Amarinder’s appointment has spiked the political temperatures in Punjab to feverish levels more than a year before elections. Known for his confrontationist politics, Amarinder has thrown the gauntlet at the ruling Akalis by announcing to hold his coronation rally at Bathinda — the bastion of the Badals. The challenge for holding a rally at Bathinda had come from deputy chief minister Sukhbir Badal during his Sadbhawna rally. Though the ruling Akalis’ counter to the ‘Sarbat Khalsa’, the rallies have ironically ended whatever little goodwill remained between the SAD and Congress.
The dice has been cast with Captain’s anointment and the two parties are not even wasting their time in warming up for election. A no-holds-barred war of words started on the day Captain was appointed with Sukhbir calling the former “an old lion” and Amarinder roaring back at the Badals terming their decade-long rule as “disastrous” and claiming that “scared Akali leaders and ministers are afraid to venture out these days”.
The Badals are pinning their hopes on the fact that Amarinder — not known to be a vigorous campaigner — may not be able to run a marathon. He will also have to match the father-son chemistry. While the CM ploughs from village to village holding sangat darshan, the son is a man of detail and seems to have mastered the art of micro-managing polls.

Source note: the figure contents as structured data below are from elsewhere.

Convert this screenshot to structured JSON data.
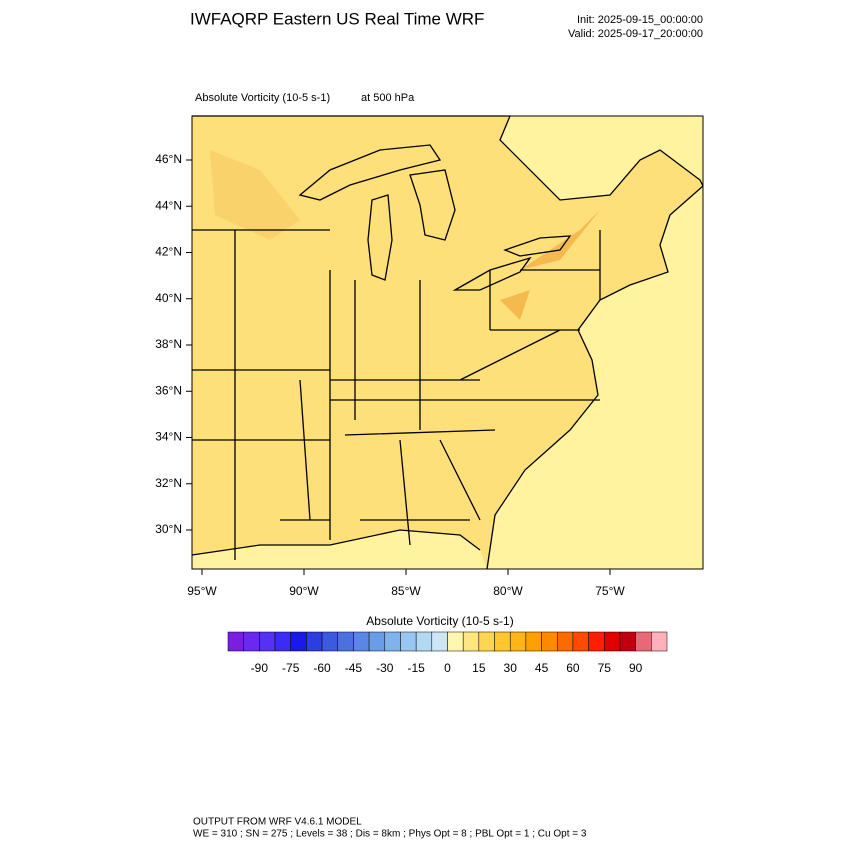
{
  "header": {
    "title": "IWFAQRP Eastern US Real Time WRF",
    "init": "Init: 2025-09-15_00:00:00",
    "valid": "Valid: 2025-09-17_20:00:00"
  },
  "map": {
    "field": "Absolute Vorticity   (10-5 s-1)",
    "level": "at   500 hPa",
    "lat_labels": [
      "46°N",
      "44°N",
      "42°N",
      "40°N",
      "38°N",
      "36°N",
      "34°N",
      "32°N",
      "30°N"
    ],
    "lon_labels": [
      "95°W",
      "90°W",
      "85°W",
      "80°W",
      "75°W"
    ]
  },
  "colorbar": {
    "title": "Absolute Vorticity  (10-5 s-1)",
    "range": [
      -105,
      105
    ],
    "colors": [
      "#7a1fe0",
      "#6a28f0",
      "#5530f5",
      "#3a2cf5",
      "#1a1ae8",
      "#2c3ee0",
      "#3c5ae0",
      "#4c70e0",
      "#5a86e6",
      "#6a9ce8",
      "#80b2ec",
      "#98c6f0",
      "#b2d8f4",
      "#cce6f6",
      "#fff6b0",
      "#ffe680",
      "#ffd650",
      "#ffc630",
      "#ffb418",
      "#ffa000",
      "#ff8a00",
      "#ff6a00",
      "#ff4a00",
      "#ff1e00",
      "#e00000",
      "#c00010",
      "#e86878",
      "#ffb0b8"
    ],
    "ticks": [
      -90,
      -75,
      -60,
      -45,
      -30,
      -15,
      0,
      15,
      30,
      45,
      60,
      75,
      90
    ]
  },
  "footer": {
    "line1": "OUTPUT FROM WRF V4.6.1 MODEL",
    "line2": "WE = 310 ; SN = 275 ; Levels = 38 ; Dis = 8km ; Phys Opt = 8 ; PBL Opt = 1 ; Cu Opt = 3"
  }
}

Amarinder is in comfortable territory while dealing with the Badals, especially after they have been tamed by recent setbacks. It is his combat strategy for Arvind Kejriwal’s Aam Aadmi Party — which is a force to reckon with in Punjab and a third alternative that has changed the state’s bipolar politics — that will decide the Congress’ fortunes in 2017.
The wild card
Despite the dissensions in its ranks — two of its four MPs have been suspended after turning rebels — and no credible CM face to challenge Amarinder and Badal, AAP remains the wild card in Punjab elections. Kejriwal has decided to stay put in Punjab six months before elections to spin a victory from voters “disillusioned” with both the parties. Amarinder, who has more than once admitted that AAP is a formidable contender, knows only too well that it may not just play a spoiler but a principal player in the elections. Kejriwal may even spring a few surprises in the final rounds.

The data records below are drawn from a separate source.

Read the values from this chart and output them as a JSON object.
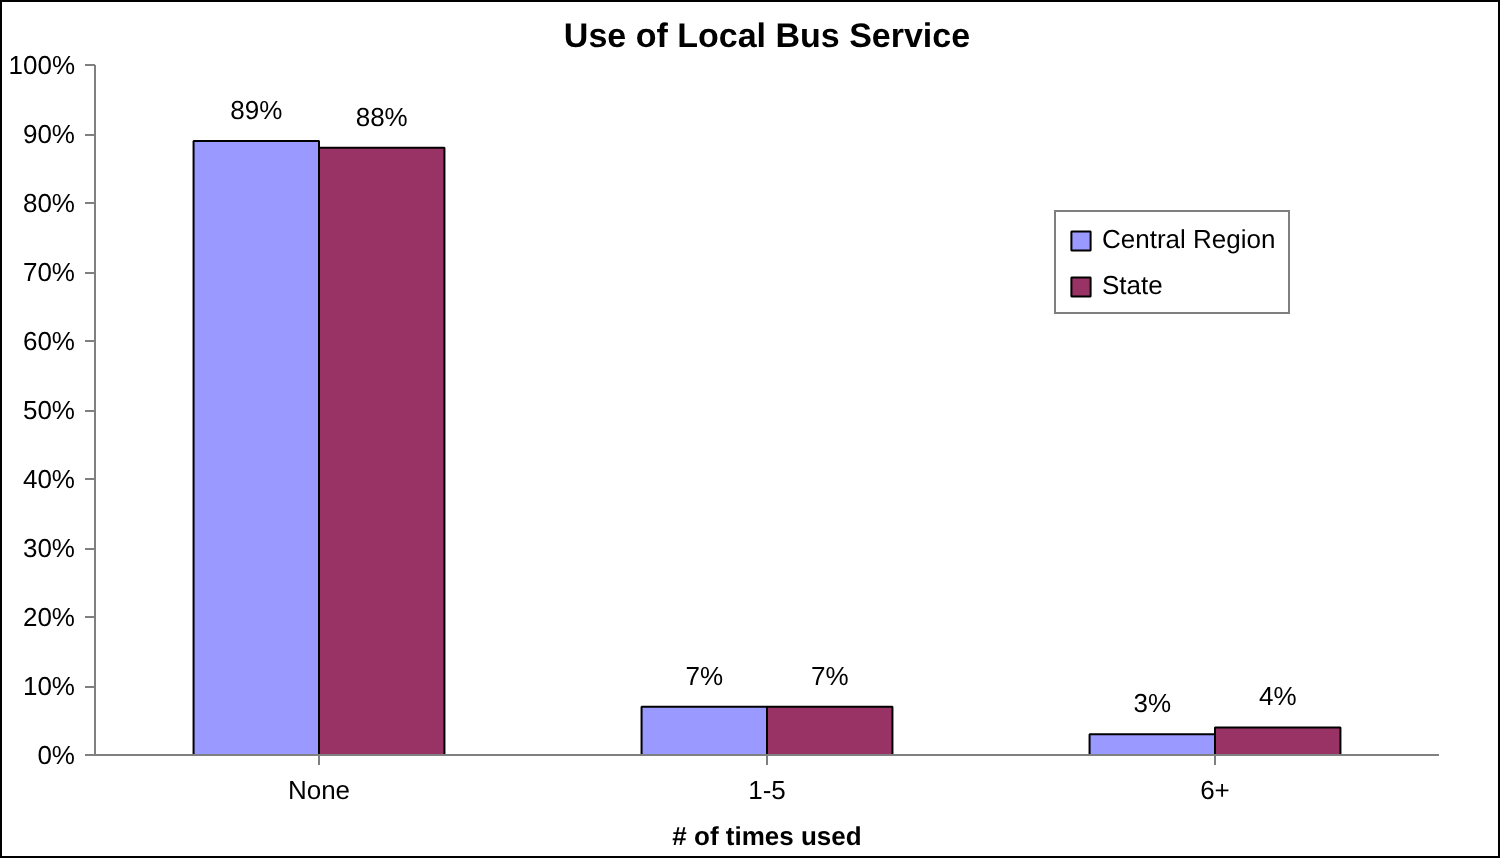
{
  "chart_data": {
    "type": "bar",
    "title": "Use of Local Bus Service",
    "xlabel": "# of times used",
    "categories": [
      "None",
      "1-5",
      "6+"
    ],
    "series": [
      {
        "name": "Central Region",
        "color": "#9999ff",
        "values": [
          89,
          7,
          3
        ],
        "value_labels": [
          "89%",
          "7%",
          "3%"
        ]
      },
      {
        "name": "State",
        "color": "#993366",
        "values": [
          88,
          7,
          4
        ],
        "value_labels": [
          "88%",
          "7%",
          "4%"
        ]
      }
    ],
    "ylim": [
      0,
      100
    ],
    "yticks": [
      {
        "value": 0,
        "label": "0%"
      },
      {
        "value": 10,
        "label": "10%"
      },
      {
        "value": 20,
        "label": "20%"
      },
      {
        "value": 30,
        "label": "30%"
      },
      {
        "value": 40,
        "label": "40%"
      },
      {
        "value": 50,
        "label": "50%"
      },
      {
        "value": 60,
        "label": "60%"
      },
      {
        "value": 70,
        "label": "70%"
      },
      {
        "value": 80,
        "label": "80%"
      },
      {
        "value": 90,
        "label": "90%"
      },
      {
        "value": 100,
        "label": "100%"
      }
    ],
    "legend": "right"
  }
}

No wonder the erstwhile royal who had snubbed potential allies in the 2012 polls is wiser after two poll drubbings and is likely to extend a hand of friendship to the CM’s estranged nephew Manpreet Badal, whose People’s Party of Punjab has been pushed to the oblivion. He may also like to get the left parties on board as polls near. The Akalis, on their part, have an ally in the BJP and a hidden one in the Bahujan Samaj Party (BSP) which cuts into Congress Dalit votes in Doaba — the Dalit heartland — by contesting elections on its own. It also explains why Sukhbir has not targeted BSP leaders who attended the ‘Sarbat Khalsa’.
Punjab is all set for a clash of personalities — Captain versus Badal versus Kejriwal. The new Congress president has hit the ground running. The Akalis are trying to regain “lost ground” while Kejriwal is yet to emerge on the poll scene. It will be a marathon, not a sprint, and political parties would have to be prepared for the long haul to gain an edge during the final rounds.